Among its worries is the unwholesome and bitter experiences many heath workers have faced, and kept on facing in the field during vaccination days, these issues informed the theme of the Association’s physician week “Routine Immunization in the Change Era ;Targeting Measles and other Vaccines Preventable Diseases and subtheme, the National Health Act 2014 & Immunization”

“These and many more prompted us to posit that the change mantra should stir up some effects in us as a people to eliminate the apathy or lack of commitment in all quarters so that we start prioritizing activities and programs in order of importance” the NMA president said.

“To eliminate the frustrating experiences from health workers that carry out this immunization, Nigerian Medical Association is of the strong opinion that time has come for a more critical appraisal of Nigeria’s primary and secondary healthcare systems-the strata that should give stronger institutional impetus to immunization activities in the country. Should our primary health care been active, responsive and highly resourced, routine immunization which is one of its cardinal programs would have been routine and not taken for granted. In the absence of a virile PHC system, the journey would still be too fortuitous, cumbersome and therefore, fraught with many ups and downs. We are all ears to hear what the speakers would say concerning these posers tomorrow.
Towards fighting this scourge and many other health conditions which embarrass our nation today, the Nigerian Medical Association thinks that the time is ripe to declare a national emergency in the Health sector. This will entail putting all machinery in place towards eradicating this embarrassing health situation from Nigeria by adapting a Country plan as guided by the WHO Measles elimination plan. This plan was endorsed by Nigeria in September 2011 during the 6th Session of WHO Regional Committee for Africa.

“Preventable child hood diseases like Measles ought not to still exist in Nigeria. Our record shows that Measles is one of the leading causes of death among young children and in 2013, there were 145, 700 measles deaths globally and about 400 deaths every day or 16 deaths every hour.
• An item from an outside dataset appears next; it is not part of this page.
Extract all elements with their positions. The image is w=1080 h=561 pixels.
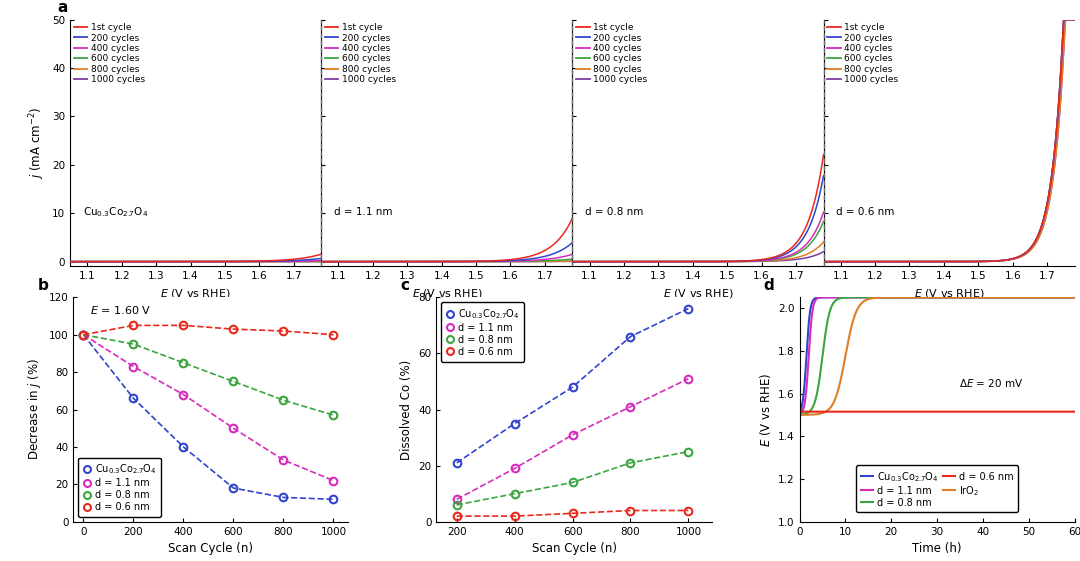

We also observed that Measles vaccination resulted in a 75% drop in measles deaths between 2000 and 2013 worldwide” said Obembe

The association said it is hopeful that the APC change agenda will be evidenced in the health sector “We also discovered that between 2000 and 2013, measles vaccination prevented an estimated 15.6 million deaths making measles vaccine one of the best buys in public health. Whereas some states of the federation are doing well, data from the Nigerian Demographic Health Survey (NDHS) 2013 shows that some states performed woefully. But, change has come!”

The Physicians’ week offers doctors and dentists in Nigeria a special opportunity to have a critical appraisal of the medical profession and practice, the Healthcare system and other important contemporary national and global issues. It also offers medical and dental practitioners opportunity to interact with their patients and the general public and also offer humanitarian services to Nigerians as part of their corporate social responsibility.